Understanding Carpet

Shedding
All carpets using a spun yarn will shed excess fibre when first installed. This is to be expected and does not mean there is a defect. The short fibres given off represent a very small fraction of the pile.

Natural Fibres
As a natural fibre, pure new wool is washed and scoured before being spun into carpet yarn. Throughout the manufacturing process it is also inspected and natural minor imperfections removed. Even so, fitted wool carpets may, on rare occasions, contain slight traces of the sheep’s outdoor environment.

Shading
Cut pile carpets after use can develop light and dark patches, known as shading. This is as a result of the pile surface laying in varying directions, and the light refraction on the surface of the pile creating a ‘shaded’ appearance.
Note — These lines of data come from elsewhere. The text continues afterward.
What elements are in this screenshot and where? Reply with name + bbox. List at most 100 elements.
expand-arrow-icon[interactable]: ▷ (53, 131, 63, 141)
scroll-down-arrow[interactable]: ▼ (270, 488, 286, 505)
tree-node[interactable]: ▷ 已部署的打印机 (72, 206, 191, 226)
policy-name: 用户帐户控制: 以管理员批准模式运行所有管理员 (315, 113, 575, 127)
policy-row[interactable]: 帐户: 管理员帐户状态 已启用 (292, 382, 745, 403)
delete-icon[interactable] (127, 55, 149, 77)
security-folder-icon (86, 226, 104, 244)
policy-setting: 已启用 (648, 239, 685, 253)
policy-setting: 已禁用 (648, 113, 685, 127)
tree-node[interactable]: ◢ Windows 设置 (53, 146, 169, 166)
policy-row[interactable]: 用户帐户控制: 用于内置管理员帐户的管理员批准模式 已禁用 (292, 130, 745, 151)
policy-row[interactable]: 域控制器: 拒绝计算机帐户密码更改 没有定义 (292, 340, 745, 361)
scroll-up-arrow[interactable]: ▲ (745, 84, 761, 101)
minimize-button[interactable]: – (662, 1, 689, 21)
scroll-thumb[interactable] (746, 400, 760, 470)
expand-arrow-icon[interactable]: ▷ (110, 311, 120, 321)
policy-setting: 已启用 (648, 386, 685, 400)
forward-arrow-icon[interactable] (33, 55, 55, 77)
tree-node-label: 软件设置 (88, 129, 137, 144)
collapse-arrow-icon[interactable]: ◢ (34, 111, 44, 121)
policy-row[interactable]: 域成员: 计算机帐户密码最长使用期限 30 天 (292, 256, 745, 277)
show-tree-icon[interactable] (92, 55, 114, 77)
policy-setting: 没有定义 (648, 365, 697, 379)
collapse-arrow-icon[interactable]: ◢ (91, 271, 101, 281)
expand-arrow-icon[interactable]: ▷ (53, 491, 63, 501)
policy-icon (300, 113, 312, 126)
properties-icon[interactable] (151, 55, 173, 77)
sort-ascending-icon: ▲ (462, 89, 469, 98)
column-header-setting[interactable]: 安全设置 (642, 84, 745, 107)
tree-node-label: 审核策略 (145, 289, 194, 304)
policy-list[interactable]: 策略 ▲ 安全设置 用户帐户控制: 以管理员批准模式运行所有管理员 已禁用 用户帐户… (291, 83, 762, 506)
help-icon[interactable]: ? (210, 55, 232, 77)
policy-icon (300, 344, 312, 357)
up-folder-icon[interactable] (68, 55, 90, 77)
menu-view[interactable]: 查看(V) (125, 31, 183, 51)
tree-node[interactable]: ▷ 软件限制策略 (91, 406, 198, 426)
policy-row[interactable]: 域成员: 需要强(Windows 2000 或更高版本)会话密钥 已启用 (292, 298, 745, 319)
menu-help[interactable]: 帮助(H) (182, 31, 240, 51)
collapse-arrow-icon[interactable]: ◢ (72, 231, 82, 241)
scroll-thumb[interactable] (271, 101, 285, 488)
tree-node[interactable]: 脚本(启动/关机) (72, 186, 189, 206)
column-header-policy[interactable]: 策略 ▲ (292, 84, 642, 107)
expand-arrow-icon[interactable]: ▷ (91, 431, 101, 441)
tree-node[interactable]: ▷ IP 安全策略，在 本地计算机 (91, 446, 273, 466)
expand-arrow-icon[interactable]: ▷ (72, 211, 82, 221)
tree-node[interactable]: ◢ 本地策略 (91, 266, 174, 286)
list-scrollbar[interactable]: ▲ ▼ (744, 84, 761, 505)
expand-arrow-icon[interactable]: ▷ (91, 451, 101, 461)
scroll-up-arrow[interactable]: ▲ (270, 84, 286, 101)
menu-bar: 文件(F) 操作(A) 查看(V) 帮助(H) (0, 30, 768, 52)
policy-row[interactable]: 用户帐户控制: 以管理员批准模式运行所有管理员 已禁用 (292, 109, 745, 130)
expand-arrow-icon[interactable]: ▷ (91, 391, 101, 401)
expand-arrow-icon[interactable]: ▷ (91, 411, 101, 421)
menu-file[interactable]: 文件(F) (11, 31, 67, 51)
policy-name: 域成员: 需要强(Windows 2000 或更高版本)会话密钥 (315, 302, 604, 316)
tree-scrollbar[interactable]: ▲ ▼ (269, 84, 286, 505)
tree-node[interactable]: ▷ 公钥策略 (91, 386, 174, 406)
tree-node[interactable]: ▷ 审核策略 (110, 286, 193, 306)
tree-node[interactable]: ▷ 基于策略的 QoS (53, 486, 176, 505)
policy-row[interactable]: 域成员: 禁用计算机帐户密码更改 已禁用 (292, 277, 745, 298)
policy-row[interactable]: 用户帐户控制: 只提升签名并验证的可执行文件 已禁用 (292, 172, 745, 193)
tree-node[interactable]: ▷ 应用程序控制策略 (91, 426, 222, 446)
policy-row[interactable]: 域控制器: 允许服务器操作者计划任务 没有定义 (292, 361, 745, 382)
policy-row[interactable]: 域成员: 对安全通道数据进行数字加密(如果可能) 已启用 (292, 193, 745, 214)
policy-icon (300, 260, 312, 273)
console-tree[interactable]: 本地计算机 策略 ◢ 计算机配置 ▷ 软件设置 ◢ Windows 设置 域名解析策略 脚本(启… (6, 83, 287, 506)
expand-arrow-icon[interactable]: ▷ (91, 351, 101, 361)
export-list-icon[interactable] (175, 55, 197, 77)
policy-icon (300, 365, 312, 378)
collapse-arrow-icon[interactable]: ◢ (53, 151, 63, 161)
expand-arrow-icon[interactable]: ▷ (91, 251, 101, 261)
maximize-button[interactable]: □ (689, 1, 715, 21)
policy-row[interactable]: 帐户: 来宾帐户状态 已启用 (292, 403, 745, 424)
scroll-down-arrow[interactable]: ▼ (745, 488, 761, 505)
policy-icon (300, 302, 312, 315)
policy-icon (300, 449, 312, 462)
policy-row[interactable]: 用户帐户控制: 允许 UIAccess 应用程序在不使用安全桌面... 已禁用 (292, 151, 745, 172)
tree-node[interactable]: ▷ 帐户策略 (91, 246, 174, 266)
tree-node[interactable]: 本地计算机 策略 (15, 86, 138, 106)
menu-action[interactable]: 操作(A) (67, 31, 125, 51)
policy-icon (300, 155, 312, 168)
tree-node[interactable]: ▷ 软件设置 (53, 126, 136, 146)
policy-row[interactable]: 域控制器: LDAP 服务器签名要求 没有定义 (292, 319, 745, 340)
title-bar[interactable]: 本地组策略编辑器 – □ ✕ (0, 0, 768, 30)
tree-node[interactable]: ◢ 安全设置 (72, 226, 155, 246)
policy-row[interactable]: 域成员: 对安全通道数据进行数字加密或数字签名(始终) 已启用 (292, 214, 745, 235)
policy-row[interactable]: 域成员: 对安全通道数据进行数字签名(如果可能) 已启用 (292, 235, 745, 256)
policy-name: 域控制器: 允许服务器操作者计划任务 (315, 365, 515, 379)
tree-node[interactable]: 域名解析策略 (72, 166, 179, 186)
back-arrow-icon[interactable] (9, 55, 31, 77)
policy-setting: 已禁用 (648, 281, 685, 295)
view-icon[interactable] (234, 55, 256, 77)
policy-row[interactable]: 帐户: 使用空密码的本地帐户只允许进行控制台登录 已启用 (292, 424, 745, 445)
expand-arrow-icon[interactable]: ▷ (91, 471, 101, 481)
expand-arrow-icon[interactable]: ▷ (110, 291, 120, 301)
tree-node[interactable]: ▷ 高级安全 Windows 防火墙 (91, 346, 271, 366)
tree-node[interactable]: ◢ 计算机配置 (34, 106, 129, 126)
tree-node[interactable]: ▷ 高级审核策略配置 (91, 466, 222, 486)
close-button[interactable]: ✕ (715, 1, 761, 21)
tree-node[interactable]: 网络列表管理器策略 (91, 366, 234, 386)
Shading is not detrimental to the wear of the carpet.

Fading
Most textiles will fade very gradually over time due to natural light. To reduce fading of carpets in rooms with strong exposure to the sun (i.e. south facing rooms with patio windows) judicious use of sun blinds or curtains is recommended.

Abrasion
Pet paws, claws, rubber soled shoes and heels can be abrasive on carpets, particularly where use is constantly concentrated to small areas (i.e. in front of armchairs). Move furniture occasionally to avoid any distortion to the carpet pile.

Piling
Piling can sometimes occur on loop pile and wool blend carpets. The expression is used to describe the little balls of fibres which collect on the pile surface. It is similar to the type of piling which can occur on a sweater. Carefully remove these pills with scissors- the durability of the carpet will not be affected.

Matching
Identical matching between consecutive production batches is not possible and nominal deviation from original samples and patters must be anticipated. It is therefore recommended that an installation is planned from one width.

Indentations
The feet of furniture will create indentations on any carpet. To help reduce marking regularly move the position of the furniture and other heavy objects where possible. To help lift pile back up, use a coin to ‘gently’ tease the pile upright.

Static Electricity
When the atmosphere is dry, static electricity can build up in carpet. This may be rectified by keeping the humidity high with a humidifier or indoor plants in water trays.

Flattening
All cut pile fabrics of any fibre will flatten to some extent in traffic lanes although regular vacuuming will help to allay this. This flattening is a normal reaction to localised traffic and is not detrimental to the wear of the carpet.

Stairs
Stair carpet receives heavy wear especially on the nosings. In some cases shifting the stair carpet can help compensate for this, ask your carpet retailer for further details.

Treatments
Care must be taken if applying stain guards or other such treatments after installation. Over saturation can result in damage to the structure of the carpet.

Maintenance
Vacuum your carpet regularly at least two or three times a week. Loop pile carpets should be vacuumed with a cylinder cleaner using the suction head only. Cut pile carpets should be vacuumed with an upright cleaner with beater bar and brush Manmade fibre carpets and wool twist pile carpets should be vacuumed regularly as soon as they are laid to pick up any isolated particles.